Marco Antônio Araújo, R7
Ah, democracia, sua linda, insaciável e gostosa. Que surra você deu nas autoridades deste País. Sobrou para todo mundo, ecumenicamente, como tem de ser. Congresso Nacional, Assembleias Legislativas, governadores, prefeitos, presidente da República. Ninguém ficou de fora da silenciosa e educada pancadaria cívica a que todos assistimos, sem nenhum sobressalto (os incidentes foram tão insignificantes que nem merecem ser computados).
Até a Rede Globo teve sua justa lição de cidadania. O semblante tenso de Patrícia Poeta na abertura do Jornal Nacional é antológico, inesquecível. Uma lavada de alma. Será que a expressão de pânico era decorrente das 50 mil pessoas que naquele instante rondavam o prédio da emissora, em São Paulo? O povo, definitivamente, não é bobo.
Não foram só os funcionários da Velha Senhora que ficaram sem palavras, balbuciando obviedades constrangedoras (e sem nenhuma humildade). A cara de pateta de todos os políticos que tentaram dar alguma declaração sobre as mobilizações reforça o que está por trás do sucesso do movimento: nossos governantes são indignos, maléficos, incompetentes. Não se salva ninguém. Seus projetos de poder são tão parecidos que numa hora dessas a vergonha de todos tem rigorosamente o mesmo tamanho.

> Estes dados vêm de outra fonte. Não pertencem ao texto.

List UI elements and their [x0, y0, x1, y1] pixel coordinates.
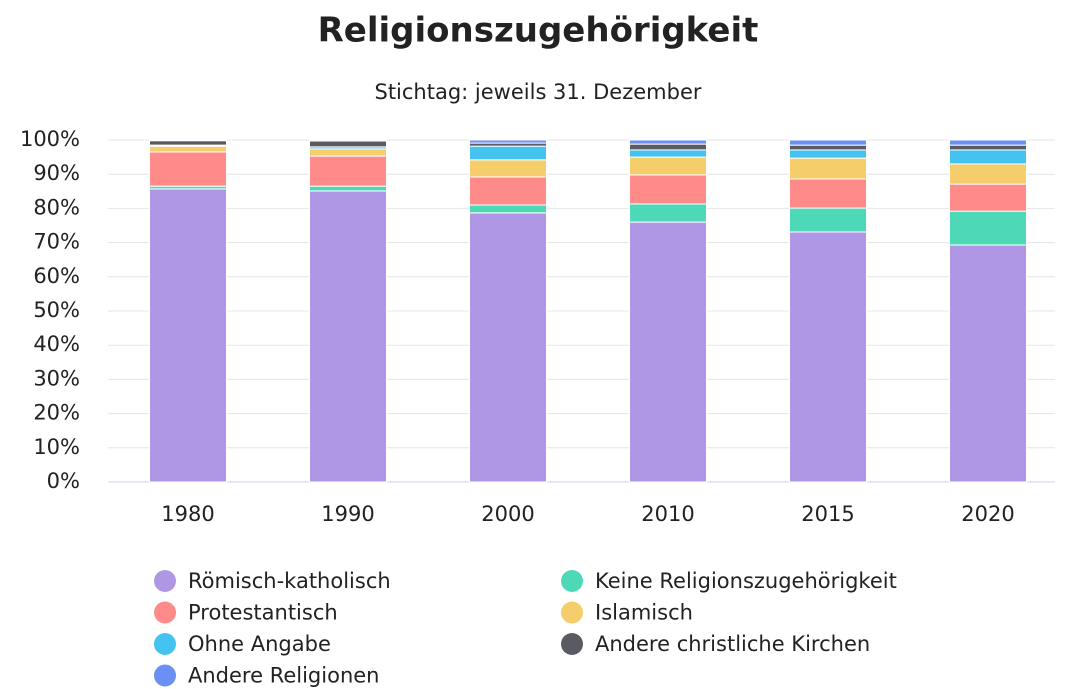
bar-segment [629, 143, 707, 151]
bar-segment [629, 156, 707, 176]
bar-segment [469, 212, 547, 483]
legend-marker [154, 601, 176, 624]
y-tick-label: 50% [33, 298, 80, 322]
bar-segment [149, 188, 227, 483]
bar-segment [309, 148, 387, 157]
legend-label: Islamisch [595, 601, 693, 625]
legend-label: Ohne Angabe [188, 632, 331, 656]
bar-segment [789, 144, 867, 151]
chart-title: Religionszugehörigkeit [318, 11, 759, 51]
y-tick-label: 10% [33, 435, 80, 459]
bar-segment [469, 176, 547, 206]
x-tick-label: 1990 [321, 502, 374, 526]
bar-segment [309, 185, 387, 192]
legend-marker [154, 570, 176, 592]
bar-segment [949, 244, 1027, 483]
legend-marker [561, 570, 583, 592]
x-tick-label: 2000 [481, 502, 534, 526]
bar-segment [629, 149, 707, 158]
y-tick-label: 30% [33, 366, 80, 390]
y-tick-label: 40% [33, 332, 80, 356]
bar-segment [629, 174, 707, 205]
bar-segment [629, 139, 707, 145]
x-tick-label: 2015 [801, 502, 854, 526]
bar-segment [789, 207, 867, 233]
bar-segment [789, 178, 867, 209]
bar-segment [149, 139, 227, 142]
bar-segment [469, 204, 547, 214]
bar-segment [469, 159, 547, 178]
legend-label: Andere christliche Kirchen [595, 632, 870, 656]
bar-segment [789, 149, 867, 159]
bar-segment [469, 139, 547, 144]
bar-segment [149, 151, 227, 187]
y-tick-label: 80% [33, 195, 80, 219]
bar-segment [949, 144, 1027, 151]
x-tick-label: 2020 [961, 502, 1014, 526]
bar-segment [949, 163, 1027, 185]
bar-segment [629, 221, 707, 483]
bar-segment [949, 149, 1027, 165]
bar-segment [309, 155, 387, 187]
bar-segment [789, 139, 867, 146]
legend-marker [154, 664, 176, 687]
bar-segment [789, 157, 867, 180]
bar-segment [149, 145, 227, 153]
legend-label: Protestantisch [188, 601, 338, 625]
bar-segment [149, 140, 227, 146]
bar-segment [949, 139, 1027, 146]
x-tick-label: 2010 [641, 502, 694, 526]
legend-label: Keine Religionszugehörigkeit [595, 569, 897, 593]
bar-segment [469, 145, 547, 161]
y-tick-label: 90% [33, 161, 80, 185]
y-tick-label: 60% [33, 264, 80, 288]
legend-label: Andere Religionen [188, 664, 379, 688]
legend-label: Römisch-katholisch [188, 569, 391, 593]
bar-segment [309, 190, 387, 483]
bar-segment [949, 183, 1027, 212]
bar-segment [949, 210, 1027, 246]
legend-marker [154, 633, 176, 655]
legend-marker [561, 601, 583, 624]
y-tick-label: 100% [20, 127, 80, 151]
y-tick-label: 70% [33, 230, 80, 254]
y-tick-label: 0% [47, 469, 80, 493]
y-tick-label: 20% [33, 401, 80, 425]
chart-subtitle: Stichtag: jeweils 31. Dezember [374, 80, 701, 104]
x-tick-label: 1980 [161, 502, 214, 526]
legend-marker [561, 633, 583, 655]
bar-segment [629, 203, 707, 223]
bar-segment [309, 139, 387, 142]
bar-segment [789, 231, 867, 483]
bar-segment [309, 140, 387, 148]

Que tarifa zero, que nada. A garotada que deu um show de tática de guerrilha urbana (pacifica! pacífica!) não imaginava que o preço do transporte público pudesse mobilizar uma Nação inteira. Sortuda, sim. Mas soube fazer jus a tanta fortuna. Duvido que seus líderes (praticamente invisíveis) saibam o próximo passo a tomar. Que continuem assim, bons meninos.
E pronto, acabou. É isso aí. Parabéns a todos os envolvidos. A probabilidade de o dia 17 de junho de 2013 mudar a história do Brasil é bem remota. Lamento informar. Não haverá impeachments, nenhum corrupto (daqueles de verdade) irá para a cadeia, até por que nenhuma licitação criminosa será interrompida e estádios de futebol não vão se transformar em escolas ou hospitais. Ah, o custo do busão também vai ficar exatamente onde está.
Infelizmente, vejam só, não vivemos numa ditadura. Caso vivêssemos, bastaria empalar um ditador em praça pública e pronto, tudo faria algum sentido. Mas o Brasil não é um país qualquer. Todos esses malditos vereadores, deputados, senadores, governadores e presidente estão em seus lugares com o voto legítimo, precioso, inalienável e universal de nossos valorosos cidadãos — inclusive daqueles que ocuparam sete de nossas capitais. A isso se dá o nome de democracia. Essa fogosa, deslumbrante e insubstituível democracia. Safada.